Su mente estaba difusa, pero podía sentir que esa mujer no era solo una ilusión. Era real, de alguna manera, una fuerza más allá de lo tangible. Y en medio de esa neblina de paz y desconcierto, la oyó. Fue un susurro suave, apenas un murmullo en su cabeza, pero lo oyó con una claridad que lo sacudió profundamente.

—Te salvaré —murmuró la voz femenina, como un eco distante que reverberaba en lo más profundo de su alma.

La voz era suave y firme al mismo tiempo, como si fuera la promesa más cierta que jamás había escuchado. Su olor, esa fragancia de almendras y vainilla, se hizo más fuerte, envolviéndolo como un abrazo cálido, alejando por un segundo el dolor que laceraba su cuerpo.

El corazón de Alanis latía más lento ahora, y sus párpados se cerraban pesadamente. Sentía que su cuerpo se deslizaba hacia la inconsciencia, pero no con el miedo habitual. Esta vez, una extraña sensación de alivio lo invadía. No estaba solo. Esa mujer, aunque no podía verla con claridad, estaba con él. Esa promesa, "Te salvaré", se aferraba a su mente como una luz en la oscuridad. El olor a almendras y vainilla persistía, calmando su espíritu mientras su cuerpo caía derrotado por el agotamiento y el dolor.

Con la última chispa de conciencia, antes de caer en el abismo, Alanis vio la silueta difuminada de esa mujer en su mente. Su forma etérea se desvanecía en la bruma de sus pensamientos, pero el eco de su promesa permanecía.

Entonces todo se volvió oscuro.

Su cuerpo, maltrecho y ensangrentado, cayó en el suelo de la celda con un sonido sordo. Su mente se hundió en un sueño profundo, donde ni siquiera el dolor podía alcanzarlo. Las cadenas que lo sujetaban al muro resonaron levemente, mientras su respiración se volvía casi imperceptible.

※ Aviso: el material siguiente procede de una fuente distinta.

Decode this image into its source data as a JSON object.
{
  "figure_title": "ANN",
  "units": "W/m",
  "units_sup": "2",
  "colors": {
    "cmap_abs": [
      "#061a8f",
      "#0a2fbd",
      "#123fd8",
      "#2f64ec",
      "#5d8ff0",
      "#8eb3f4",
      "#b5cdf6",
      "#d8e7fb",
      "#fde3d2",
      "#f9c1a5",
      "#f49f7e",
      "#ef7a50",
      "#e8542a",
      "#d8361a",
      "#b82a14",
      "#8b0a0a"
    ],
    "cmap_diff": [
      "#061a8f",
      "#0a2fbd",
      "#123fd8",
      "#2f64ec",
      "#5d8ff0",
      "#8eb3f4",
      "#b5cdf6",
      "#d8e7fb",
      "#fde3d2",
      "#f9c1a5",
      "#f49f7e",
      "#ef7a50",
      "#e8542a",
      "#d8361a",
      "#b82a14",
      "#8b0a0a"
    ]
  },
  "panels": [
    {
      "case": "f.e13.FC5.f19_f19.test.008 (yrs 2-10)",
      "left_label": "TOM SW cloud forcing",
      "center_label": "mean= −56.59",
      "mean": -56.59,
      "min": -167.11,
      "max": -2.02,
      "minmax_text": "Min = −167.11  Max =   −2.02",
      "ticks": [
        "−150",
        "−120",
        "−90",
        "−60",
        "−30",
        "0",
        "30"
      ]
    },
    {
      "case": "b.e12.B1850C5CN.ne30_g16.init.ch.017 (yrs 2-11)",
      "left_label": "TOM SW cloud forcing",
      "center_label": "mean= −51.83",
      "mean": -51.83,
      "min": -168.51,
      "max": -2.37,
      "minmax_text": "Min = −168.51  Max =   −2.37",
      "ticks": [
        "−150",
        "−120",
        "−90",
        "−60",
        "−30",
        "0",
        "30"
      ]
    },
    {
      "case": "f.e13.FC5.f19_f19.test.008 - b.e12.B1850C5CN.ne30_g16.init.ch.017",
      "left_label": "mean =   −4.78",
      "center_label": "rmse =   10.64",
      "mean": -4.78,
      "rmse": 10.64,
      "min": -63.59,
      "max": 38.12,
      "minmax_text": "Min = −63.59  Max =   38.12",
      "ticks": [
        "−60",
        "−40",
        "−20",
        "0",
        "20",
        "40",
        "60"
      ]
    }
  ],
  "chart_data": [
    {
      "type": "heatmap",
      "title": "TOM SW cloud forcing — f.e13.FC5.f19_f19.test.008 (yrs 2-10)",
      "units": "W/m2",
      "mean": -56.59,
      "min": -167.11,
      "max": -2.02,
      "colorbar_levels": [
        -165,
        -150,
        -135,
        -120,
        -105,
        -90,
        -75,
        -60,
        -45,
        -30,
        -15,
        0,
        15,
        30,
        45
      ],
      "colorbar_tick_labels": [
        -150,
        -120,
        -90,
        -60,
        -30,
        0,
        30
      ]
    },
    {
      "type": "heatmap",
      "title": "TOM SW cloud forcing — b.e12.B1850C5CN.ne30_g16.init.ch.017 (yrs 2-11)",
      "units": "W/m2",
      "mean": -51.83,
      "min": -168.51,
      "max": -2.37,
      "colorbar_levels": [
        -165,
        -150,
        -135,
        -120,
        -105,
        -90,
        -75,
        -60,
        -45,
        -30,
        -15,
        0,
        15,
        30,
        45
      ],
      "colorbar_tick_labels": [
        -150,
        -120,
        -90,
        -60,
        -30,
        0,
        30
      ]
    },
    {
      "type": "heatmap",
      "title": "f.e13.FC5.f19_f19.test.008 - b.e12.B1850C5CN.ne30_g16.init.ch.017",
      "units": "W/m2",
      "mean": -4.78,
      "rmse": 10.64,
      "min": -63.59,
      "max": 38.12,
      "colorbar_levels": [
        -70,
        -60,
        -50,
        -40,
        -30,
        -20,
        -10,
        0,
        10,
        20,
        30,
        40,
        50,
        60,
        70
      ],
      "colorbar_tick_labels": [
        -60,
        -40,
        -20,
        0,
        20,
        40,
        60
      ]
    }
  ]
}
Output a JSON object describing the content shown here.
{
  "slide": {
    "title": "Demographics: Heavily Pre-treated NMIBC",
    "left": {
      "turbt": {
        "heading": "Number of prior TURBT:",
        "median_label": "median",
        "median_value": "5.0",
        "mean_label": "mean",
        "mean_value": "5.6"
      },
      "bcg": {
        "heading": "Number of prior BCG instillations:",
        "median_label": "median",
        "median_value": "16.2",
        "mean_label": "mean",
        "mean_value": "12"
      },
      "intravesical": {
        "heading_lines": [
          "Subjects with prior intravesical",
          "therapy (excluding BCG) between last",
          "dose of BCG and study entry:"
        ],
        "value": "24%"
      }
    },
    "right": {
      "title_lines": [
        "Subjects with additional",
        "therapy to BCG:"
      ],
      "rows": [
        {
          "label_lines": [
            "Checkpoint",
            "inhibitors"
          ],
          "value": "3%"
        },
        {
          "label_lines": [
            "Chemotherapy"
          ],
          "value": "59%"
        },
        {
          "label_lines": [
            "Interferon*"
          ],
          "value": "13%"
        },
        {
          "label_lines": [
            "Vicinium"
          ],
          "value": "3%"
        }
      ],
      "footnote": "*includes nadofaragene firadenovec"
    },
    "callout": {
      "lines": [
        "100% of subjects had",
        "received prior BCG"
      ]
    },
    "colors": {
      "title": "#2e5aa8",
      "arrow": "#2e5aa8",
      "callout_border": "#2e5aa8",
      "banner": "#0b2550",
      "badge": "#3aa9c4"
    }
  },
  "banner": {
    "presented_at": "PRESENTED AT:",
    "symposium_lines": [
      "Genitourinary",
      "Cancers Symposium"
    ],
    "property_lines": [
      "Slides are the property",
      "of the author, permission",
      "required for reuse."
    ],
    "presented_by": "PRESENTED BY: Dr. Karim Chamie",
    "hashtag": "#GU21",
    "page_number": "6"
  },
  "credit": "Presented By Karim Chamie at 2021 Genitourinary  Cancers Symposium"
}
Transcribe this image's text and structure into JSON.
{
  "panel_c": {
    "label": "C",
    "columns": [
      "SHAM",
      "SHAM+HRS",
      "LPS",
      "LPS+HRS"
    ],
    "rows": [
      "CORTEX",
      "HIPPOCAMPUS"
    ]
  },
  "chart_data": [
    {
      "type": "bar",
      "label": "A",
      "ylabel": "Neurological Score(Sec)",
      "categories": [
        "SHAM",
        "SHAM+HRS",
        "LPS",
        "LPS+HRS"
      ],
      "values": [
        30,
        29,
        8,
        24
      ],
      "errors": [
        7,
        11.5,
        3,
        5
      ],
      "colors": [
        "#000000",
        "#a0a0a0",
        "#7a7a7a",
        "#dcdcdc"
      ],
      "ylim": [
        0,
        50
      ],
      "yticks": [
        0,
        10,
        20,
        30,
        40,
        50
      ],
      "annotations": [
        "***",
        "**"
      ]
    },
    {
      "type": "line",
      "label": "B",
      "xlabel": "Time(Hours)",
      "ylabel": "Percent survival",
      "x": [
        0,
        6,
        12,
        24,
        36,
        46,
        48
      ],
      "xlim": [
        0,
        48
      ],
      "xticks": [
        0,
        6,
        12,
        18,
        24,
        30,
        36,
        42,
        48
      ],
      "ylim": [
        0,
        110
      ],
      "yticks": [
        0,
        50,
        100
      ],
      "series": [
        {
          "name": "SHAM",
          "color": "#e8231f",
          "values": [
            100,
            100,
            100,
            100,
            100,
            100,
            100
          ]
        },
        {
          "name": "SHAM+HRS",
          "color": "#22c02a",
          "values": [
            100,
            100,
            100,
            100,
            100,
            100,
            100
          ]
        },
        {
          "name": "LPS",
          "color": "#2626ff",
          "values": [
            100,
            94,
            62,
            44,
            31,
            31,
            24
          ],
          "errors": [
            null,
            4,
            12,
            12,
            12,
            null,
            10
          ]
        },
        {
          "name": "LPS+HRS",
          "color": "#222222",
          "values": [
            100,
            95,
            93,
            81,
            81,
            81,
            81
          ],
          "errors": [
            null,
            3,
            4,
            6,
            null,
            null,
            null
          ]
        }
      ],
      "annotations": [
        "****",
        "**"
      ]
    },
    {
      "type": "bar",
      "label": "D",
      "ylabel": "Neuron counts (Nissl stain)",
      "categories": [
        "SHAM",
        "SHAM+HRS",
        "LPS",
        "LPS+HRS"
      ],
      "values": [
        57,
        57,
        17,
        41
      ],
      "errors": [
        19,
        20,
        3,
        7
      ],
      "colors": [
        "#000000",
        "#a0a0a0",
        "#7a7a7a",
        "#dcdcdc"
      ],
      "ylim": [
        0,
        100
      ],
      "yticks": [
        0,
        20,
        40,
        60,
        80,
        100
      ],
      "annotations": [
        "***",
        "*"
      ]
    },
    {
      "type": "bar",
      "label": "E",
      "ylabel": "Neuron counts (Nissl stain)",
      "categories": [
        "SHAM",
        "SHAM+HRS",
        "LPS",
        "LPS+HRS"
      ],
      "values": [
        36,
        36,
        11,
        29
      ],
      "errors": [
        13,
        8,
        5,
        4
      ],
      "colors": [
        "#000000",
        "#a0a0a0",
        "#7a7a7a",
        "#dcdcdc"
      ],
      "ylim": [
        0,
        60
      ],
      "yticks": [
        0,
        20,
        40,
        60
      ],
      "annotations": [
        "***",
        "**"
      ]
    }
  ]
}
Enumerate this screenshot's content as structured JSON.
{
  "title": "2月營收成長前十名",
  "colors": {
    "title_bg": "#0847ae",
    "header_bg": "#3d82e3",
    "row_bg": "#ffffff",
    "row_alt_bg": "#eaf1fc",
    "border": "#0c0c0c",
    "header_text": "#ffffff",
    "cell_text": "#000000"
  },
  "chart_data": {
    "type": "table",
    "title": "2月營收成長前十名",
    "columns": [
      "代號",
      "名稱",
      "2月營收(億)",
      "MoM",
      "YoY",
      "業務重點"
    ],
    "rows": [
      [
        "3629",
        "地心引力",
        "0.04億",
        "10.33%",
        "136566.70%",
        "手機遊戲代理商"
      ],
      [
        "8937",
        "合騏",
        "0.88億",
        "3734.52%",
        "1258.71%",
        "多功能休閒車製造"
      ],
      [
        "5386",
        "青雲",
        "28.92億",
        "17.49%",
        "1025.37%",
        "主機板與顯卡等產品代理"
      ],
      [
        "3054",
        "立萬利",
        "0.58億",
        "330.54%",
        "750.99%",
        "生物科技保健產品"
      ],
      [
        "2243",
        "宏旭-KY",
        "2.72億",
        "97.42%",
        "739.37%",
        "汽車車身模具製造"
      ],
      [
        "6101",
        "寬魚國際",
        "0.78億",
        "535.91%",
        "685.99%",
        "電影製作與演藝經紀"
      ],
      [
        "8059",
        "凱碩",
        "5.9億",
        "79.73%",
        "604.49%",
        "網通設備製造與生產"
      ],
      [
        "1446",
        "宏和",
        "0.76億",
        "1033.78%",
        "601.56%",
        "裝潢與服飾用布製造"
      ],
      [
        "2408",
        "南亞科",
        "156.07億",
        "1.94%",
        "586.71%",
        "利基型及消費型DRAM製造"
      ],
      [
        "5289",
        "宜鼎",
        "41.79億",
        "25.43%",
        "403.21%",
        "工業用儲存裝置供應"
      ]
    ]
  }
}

El Beta de Julius, desde las sombras de la celda, lo observaba en silencio, su sonrisa cruel intacta. Pero incluso él notó algo diferente en Alanis. Como si, a pesar de estar derrotado, hubiese encontrado una pequeña chispa de resistencia. Algo en él había cambiado, aunque no podía entender qué era.

El aroma a almendras y vainilla aún flotaba en el aire.